My professor really needs to stop abbreviating. I'll never remember what "Fun. Anal. Trade-offs?" means when i study.
I look better un-naked...
Just kissed her with a dip in my mouth... She was either too drunk to notice or too cool to care
It snowed today. The whore-inducing weather is official over.
He was trying to put his hand up my shirt but I remembered the coke was stashed in my bra so I moved his hand to my pants
the room spins SO much faster in panama
Dude in front of me just jumped out of line at Starbucks to go puke. Vegas in prime form.

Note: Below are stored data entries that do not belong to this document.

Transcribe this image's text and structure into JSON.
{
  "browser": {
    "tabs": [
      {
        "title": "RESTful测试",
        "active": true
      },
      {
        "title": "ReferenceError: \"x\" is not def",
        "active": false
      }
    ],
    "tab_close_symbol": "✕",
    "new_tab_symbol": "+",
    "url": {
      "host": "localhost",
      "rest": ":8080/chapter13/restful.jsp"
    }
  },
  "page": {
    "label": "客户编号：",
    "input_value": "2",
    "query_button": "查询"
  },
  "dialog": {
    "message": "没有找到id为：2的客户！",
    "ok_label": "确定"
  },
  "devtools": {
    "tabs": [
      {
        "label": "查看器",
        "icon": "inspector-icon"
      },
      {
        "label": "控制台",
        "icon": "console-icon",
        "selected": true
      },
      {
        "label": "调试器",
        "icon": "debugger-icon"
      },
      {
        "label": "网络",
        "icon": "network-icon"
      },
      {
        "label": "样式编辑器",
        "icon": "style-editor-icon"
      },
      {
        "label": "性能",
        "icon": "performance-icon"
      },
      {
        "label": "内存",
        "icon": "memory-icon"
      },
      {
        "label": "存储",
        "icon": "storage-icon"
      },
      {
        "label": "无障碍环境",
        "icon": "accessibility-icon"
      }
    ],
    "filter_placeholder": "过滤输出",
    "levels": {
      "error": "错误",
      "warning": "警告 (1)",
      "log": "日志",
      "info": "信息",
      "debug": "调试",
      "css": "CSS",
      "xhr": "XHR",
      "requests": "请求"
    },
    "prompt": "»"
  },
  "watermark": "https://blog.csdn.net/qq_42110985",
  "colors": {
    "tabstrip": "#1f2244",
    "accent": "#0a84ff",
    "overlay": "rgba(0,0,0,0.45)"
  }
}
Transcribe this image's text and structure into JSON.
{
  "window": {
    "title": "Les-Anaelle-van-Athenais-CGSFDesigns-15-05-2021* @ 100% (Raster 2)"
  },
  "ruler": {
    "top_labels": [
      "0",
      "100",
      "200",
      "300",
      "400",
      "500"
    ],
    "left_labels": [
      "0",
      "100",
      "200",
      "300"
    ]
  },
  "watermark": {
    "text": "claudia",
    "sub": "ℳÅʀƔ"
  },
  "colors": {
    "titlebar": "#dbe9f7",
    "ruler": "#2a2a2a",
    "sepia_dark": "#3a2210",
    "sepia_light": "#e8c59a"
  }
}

You may see me wearing your shirt to class. It's because I still have the spins and I'm anticipating throwing up on it. Asshole.
Some guy wearing a horse mask just knocked on my door and started whinnying. I opened the door and he was like, "...oh sorry, wrong room..." so awk.
Well I was thinking of taking him out for drinks then lecturing him about his drinking... kind of like an open minded intervention
I left when you were using your mug to lay on the street and ask for spare change
Girl i am always here for you. But i am going to have sex now so im going to call you in the morning.
so at target i bought condoms, on sale undies, pasta roni, and martini mix. the old lady who rang me up asked "honey are you a freshman?" yea lady i am, thanks.
Actually I learned to fire a 357 Magnum at the age of ten while on my very first period
I blame her lesbian super powers of coercion.